Originally Printed on Ozy.com
Written by:  Nick Fouriezos

She comes from a family of farmers who worked the soil of the Black Belt in Alabama, growing vegetables and, yes, cotton, although her grandfather’s real cash crop was probably moonshine. She grew up in Selma, with history that could not be forgotten, and her activism started in an everyday setting: Working at a clothing store as a young college dropout mother, she turned her gig into a soapbox when customers asked her what she was reading behind the counter.

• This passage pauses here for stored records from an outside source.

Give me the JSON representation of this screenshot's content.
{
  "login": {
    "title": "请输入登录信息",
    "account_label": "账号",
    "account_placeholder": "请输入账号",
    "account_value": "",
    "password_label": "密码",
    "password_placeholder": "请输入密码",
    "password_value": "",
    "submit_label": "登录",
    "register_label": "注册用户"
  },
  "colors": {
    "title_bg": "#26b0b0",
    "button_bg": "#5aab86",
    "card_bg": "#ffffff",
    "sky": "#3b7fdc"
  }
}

Through it all, she sang: spirituals and freedom songs, gospel and Americana, with that “dirty voice” — raspy, soulful — her Auburn University teachers had tried to clean up. “There is a heaviness to my voice,” she says, and to her work too.

LaTosha Brown is the co-founder of Black Voters Matter, a social welfare nonprofit formed in 2016 to, among other things, expand African American voter engagement. At a time when people of color face a pandemic that disproportionately claims their lives and a criminal justice system in dire need of reform as protests following the killing of George Floyd continue to ripple across the United States, Brown makes an unusual admission for the leader of a group whose explicit mission, at least on paper, revolves around registering voters and boosting turnout. “I don’t believe voting is the end-all, be-all,” she says, adding, “The goal is never participation. The goal is power.”

Brown has been obsessed with power since she was a child. At a McDonald’s or a Kmart or any other business, she pestered her mom with the same question: Who is the owner?